Vers 1978-79, l’orchestre RAIL BAND quitte Bamako, capitale du Mali, et part pour Abidjan, République de Côte d’Ivoire, Afrique de l’Ouest. Leur manager d’alors, le Burkinabé Mady Sanfo, vise juste, puisque c’est à Abidjan que Mory Kanté (jusqu’alors chanteur leader du Rail Band après le départ de Salif Keita en 1972 ), Cheikh Tidiane Seck (piano et orgue), Tidiani Koné (saxophone/trompette), et Djelimady Tounkara (guitariste leader) donnent un tournant nouveau à leur carrière artistique en même temps qu’ils posent les bases d’un renouvellement du Rail Band.



Allo Bamako



Les musiques populaires maliennes jouissent déjà d’une forte popularité en Afrique de l’Ouest, et, dans une moindre mesure, en Europe. Par sa politique culturelle, le gouvernement malien est engagé, depuis l’indépendance du pays, dans une valorisation des expressions culturelles locales et la tentative de définition d’une identité nationale solide. Les orchestres régionaux des grandes villes de province (Kayes, Mopti, Gao, Sikasso…), et de Bamako, reçoivent des subventions gouvernementales. Des biennales culturelles sont officiellement organisées à plusieurs reprises, dès la fin des années 1960 et jusqu’au début des années 1970. Ces évènements rappellent aux populations du pays et aux étrangers venus y assister la diversité et l’unité d’un pays en pleine réaffirmation après la colonisation. L’Etat malien fait également rayonner les musiques maliennes au-delà des frontières, où la réception est peut être favorisée par le fait qu’une large partie de l’Afrique de l’Ouest a vécu sous domination d’un empire malien pluriséculaire. Plus récemment, une émigration importante vers la Côte d’Ivoire et le Sénégal a conduit à l’établissement durable de larges groupes de population maliens dans des terres d’accueil.

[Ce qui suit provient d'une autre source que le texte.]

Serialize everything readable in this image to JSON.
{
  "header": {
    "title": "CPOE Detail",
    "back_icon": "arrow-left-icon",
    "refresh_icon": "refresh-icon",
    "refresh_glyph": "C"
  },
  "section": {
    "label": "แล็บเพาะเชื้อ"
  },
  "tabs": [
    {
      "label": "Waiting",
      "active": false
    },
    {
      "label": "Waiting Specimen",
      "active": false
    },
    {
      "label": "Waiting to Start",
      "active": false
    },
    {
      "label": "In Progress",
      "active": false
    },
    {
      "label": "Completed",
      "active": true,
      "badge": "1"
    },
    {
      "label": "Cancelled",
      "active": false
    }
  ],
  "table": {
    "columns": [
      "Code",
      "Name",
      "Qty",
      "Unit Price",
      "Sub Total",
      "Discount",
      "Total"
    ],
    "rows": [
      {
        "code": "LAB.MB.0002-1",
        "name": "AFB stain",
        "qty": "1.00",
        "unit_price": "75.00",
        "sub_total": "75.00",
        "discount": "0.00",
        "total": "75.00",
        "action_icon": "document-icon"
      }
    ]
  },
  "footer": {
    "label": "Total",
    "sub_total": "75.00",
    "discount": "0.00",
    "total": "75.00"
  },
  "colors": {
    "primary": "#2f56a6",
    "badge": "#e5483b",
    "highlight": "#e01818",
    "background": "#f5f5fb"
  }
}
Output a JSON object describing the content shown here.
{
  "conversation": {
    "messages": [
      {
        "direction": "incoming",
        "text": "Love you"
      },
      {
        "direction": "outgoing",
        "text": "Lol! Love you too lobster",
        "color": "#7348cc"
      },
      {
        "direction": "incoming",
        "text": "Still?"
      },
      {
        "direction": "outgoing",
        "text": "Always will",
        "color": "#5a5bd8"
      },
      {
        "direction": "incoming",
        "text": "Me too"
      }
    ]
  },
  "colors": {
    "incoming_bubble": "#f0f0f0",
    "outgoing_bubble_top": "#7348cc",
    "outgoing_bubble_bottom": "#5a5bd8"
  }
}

Entretenant la nostalgie du pays, les migrants maliens d’Abidjan assistent en masse aux concerts du Rail Band venu en tournée en Côte d’Ivoire en 1978, et renouent ainsi avec le plus célèbre des orchestres de musique moderne malienne. Bamako n’est plus si loin malgré les milliers de kilomètres qui la séparent de la capitale économique ivoirienne.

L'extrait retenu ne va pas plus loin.